The union wants the matter to be discussed urgently by all members of the party's ruling National Executive Committee.

It comes as Conservative HQ is urging the Information Commissioner to look into what it says is a potential breach of the Data Protection Act.

One of the allegations made in the continuing row over selecting a new candidate in the Falkirk Constituency Labour Party (CLP) is one person found he and two relatives had been enrolled as members without filling in or signing any forms. Under law, consent has to be given for processing personal data.

Tory Party chairman Grant Shapps said: "Day by day an unaccountable and unelected union baron is strengthening his vice-like grip on the Labour Party.

"If Ed Miliband won't stand up to the likes of Len McCluskey in his party, there's no way he could stand up for the interests of this country."

Last week, following a meeting of NEC officers, Falkirk was put on "special measures" effectively taking the selection process of finding a new candidate following the resignation of disgraced MP Eric Joyce out of the the local party's hands and putting it under central control.

The NEC officers found "sufficient evidence of concern" about membership lists after claims were made Unite had stuffed Falkirk CLP with members to ensure its preferred candidate was chosen; claims denied by the union. A "freeze date" of March 2012 was introduced, effectively disbarring almost half of the local membership.

Last month, Lord Mandelson, the former Business Secretary, aired concerns that trade unions were seizing control of many candidate selections.
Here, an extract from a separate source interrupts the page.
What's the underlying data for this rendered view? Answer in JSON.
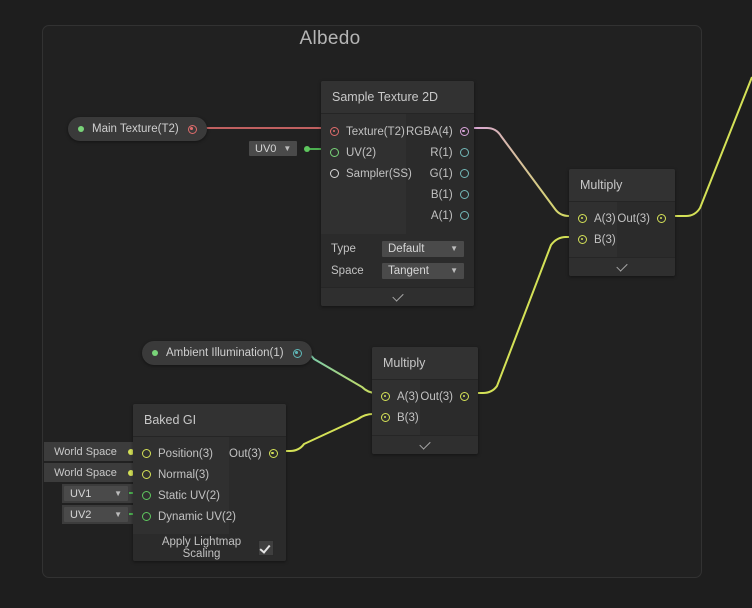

Kim Howells, the former Labour Foreign Office Minister, said the row threatened "the whole reputation of the Labour Party" and it was it was "absolutely crazy" to let unions pay the party membership fees of their members.

David Blunkett, the former Home Secretary, yesterday urged the Labour leadership to publish the internal report, saying the party "should be as transparent as possible".

Len McCluskey, Unite's General Secretary, has threatened legal action over the Falkirk row, having claimed angrily the Labour leadership had succumbed to "Blairite pressure" and that his members had been the victim of a smear campaign.

Last night, the union issued a new statement, saying the decision to "rush ahead" with the selection process, denying a vote to 150 or so members and imposing a short list was "without any justification and is a further breach of democratic procedures and natural justice". It said it had written to Iain McNicol, Labour's General Secretary, "demanding this process was halted immediately, pending a full discussion at the party's NEC".

Unite said it had been able to see a copy of the internal report, which had confirmed to it that the taking over of the process by the party centrally and the disenfranchisement of more than 100 local members was "at best an extreme over-reaction, at worst the product of an anti-union agenda".

It pointed out how the internal investigation "apparently drew on material supplied by another candidate for the Labour selection", which would inevitably cast doubt on its objectivity, given Unite was allowed no opportunity to see or hear the allegations before the party had decided to act on them.